NOTHING, I think, can be plainer than that thus to depend upon the external Acts of Devotion and Religion, for Salvation; without that Holiness Life which they were designed to further and promote; is one of the greatest Instances of Ingratitude and Presumption that can well be thought of? a formal Mockery of Almighty god and our blessed Saviour; a Contradiction to the End and Design of the external Duties themselves; and a fatal Delusion and Deceit upon our own Souls: it being certain that our Performance of these external Duties is so far from being an Excuse; that it will be the greatest Aggravation of a wicked Life.

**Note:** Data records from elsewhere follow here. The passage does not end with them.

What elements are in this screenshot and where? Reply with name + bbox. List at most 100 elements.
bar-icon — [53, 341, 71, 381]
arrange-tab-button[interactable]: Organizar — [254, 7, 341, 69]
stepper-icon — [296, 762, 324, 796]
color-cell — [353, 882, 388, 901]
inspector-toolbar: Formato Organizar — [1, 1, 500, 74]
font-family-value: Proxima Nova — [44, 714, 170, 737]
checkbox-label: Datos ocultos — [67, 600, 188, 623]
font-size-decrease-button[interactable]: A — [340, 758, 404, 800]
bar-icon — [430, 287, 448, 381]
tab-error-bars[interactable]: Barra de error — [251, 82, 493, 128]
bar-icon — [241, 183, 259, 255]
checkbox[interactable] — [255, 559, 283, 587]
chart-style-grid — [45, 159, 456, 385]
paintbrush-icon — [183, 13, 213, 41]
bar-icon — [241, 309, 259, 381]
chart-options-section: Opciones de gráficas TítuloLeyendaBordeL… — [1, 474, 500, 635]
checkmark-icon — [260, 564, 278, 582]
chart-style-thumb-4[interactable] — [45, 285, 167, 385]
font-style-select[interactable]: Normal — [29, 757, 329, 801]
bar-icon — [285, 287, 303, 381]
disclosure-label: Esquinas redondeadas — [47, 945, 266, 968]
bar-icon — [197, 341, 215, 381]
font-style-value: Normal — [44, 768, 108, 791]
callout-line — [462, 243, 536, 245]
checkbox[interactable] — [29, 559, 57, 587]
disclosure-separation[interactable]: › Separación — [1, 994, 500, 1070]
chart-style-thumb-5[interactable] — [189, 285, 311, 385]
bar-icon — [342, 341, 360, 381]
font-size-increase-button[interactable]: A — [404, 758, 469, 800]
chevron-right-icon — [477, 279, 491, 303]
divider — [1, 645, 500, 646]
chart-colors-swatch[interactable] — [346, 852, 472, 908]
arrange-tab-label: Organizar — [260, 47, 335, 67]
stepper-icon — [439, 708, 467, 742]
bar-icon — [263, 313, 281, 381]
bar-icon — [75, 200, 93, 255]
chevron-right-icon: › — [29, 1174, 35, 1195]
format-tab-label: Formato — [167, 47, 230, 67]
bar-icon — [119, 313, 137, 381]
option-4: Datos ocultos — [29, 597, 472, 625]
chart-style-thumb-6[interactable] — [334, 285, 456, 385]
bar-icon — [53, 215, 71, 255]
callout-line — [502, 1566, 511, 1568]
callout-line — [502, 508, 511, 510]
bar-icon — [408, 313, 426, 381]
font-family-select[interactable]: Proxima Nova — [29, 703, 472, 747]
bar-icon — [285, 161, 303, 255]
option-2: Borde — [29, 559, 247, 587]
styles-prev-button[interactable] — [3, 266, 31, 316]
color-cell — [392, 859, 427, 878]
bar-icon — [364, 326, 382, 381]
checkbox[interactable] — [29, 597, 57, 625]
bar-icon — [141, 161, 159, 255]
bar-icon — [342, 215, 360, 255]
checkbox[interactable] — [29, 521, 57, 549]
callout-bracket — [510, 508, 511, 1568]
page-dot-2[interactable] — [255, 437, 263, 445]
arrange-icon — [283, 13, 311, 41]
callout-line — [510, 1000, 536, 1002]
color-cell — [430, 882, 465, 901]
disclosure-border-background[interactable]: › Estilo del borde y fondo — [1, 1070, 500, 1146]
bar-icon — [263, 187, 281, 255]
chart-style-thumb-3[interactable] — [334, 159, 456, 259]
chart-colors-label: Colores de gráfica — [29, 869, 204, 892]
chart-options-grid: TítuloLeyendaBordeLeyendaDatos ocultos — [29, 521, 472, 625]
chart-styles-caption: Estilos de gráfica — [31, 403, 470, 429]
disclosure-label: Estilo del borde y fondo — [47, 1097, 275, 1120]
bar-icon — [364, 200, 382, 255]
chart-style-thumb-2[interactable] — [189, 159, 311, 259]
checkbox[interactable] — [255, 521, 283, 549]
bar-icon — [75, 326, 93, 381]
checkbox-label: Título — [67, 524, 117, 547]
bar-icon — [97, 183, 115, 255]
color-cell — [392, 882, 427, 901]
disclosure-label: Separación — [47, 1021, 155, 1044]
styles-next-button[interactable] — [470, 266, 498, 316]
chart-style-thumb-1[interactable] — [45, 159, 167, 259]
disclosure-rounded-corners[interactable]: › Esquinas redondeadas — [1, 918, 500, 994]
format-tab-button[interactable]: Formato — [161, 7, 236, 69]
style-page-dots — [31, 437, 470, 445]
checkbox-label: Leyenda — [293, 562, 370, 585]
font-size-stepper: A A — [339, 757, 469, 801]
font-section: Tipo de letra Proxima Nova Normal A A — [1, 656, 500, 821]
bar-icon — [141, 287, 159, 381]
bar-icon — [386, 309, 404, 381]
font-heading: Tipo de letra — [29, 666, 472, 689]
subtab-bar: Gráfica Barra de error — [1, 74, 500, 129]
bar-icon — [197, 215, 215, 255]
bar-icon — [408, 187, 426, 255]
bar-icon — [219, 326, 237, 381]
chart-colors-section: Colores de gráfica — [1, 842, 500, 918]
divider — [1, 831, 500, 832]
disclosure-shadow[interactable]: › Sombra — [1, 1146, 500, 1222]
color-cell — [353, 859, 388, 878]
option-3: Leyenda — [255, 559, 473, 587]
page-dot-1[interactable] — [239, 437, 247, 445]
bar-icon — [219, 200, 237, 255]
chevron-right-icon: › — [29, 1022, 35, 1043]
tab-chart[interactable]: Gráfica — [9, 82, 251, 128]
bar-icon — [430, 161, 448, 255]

AND now, if these Things be so; what must we say of some sort of Christians? They come to these external Parts of Religion for Comfort. With Hands, and Eyes lifted up, and an Air of the highest Devotion, they will call upon the Name of the Lord, perform the publick Acts of Worship; hear his Word with Greediness; and perhaps partake of his Table. But here they rest. The same unmortified Lusts and Passions which they bring with them, they carry back again: and return, day after day, to take their Rounds of what they call Religion; in order to flatter themselves, the more plausibly, into a Fancy that they are not wholly devoted to Sin, and the World. And if they be a little easy themselves in this Method; they are apt to think that Almighty God is easy with them likewise. But it is high time to awake out of this Dream. It is the Paradise of Madmen; and a State of the deepest Folly and Misery. It is high time to consider what Religion is: that it is not the being professed Christians; or Members of the best Church in the World; or Frequenters of the public Worship; or attentive Hearers of God’s Word, that can at last avail us; without living as becomes Christians; without adorning the Church we boast of, by an exemplary Holiness; without manifesting a deep Sense of God in all our Conversation; and without doing that Will of our heavenly Father, which we pretend to hear with so much readiness.

AND God grant that all of us may consider these Things, as to let them have their due Influence upon all our future Behaviour, through Jesus Christ our Lord! Amen!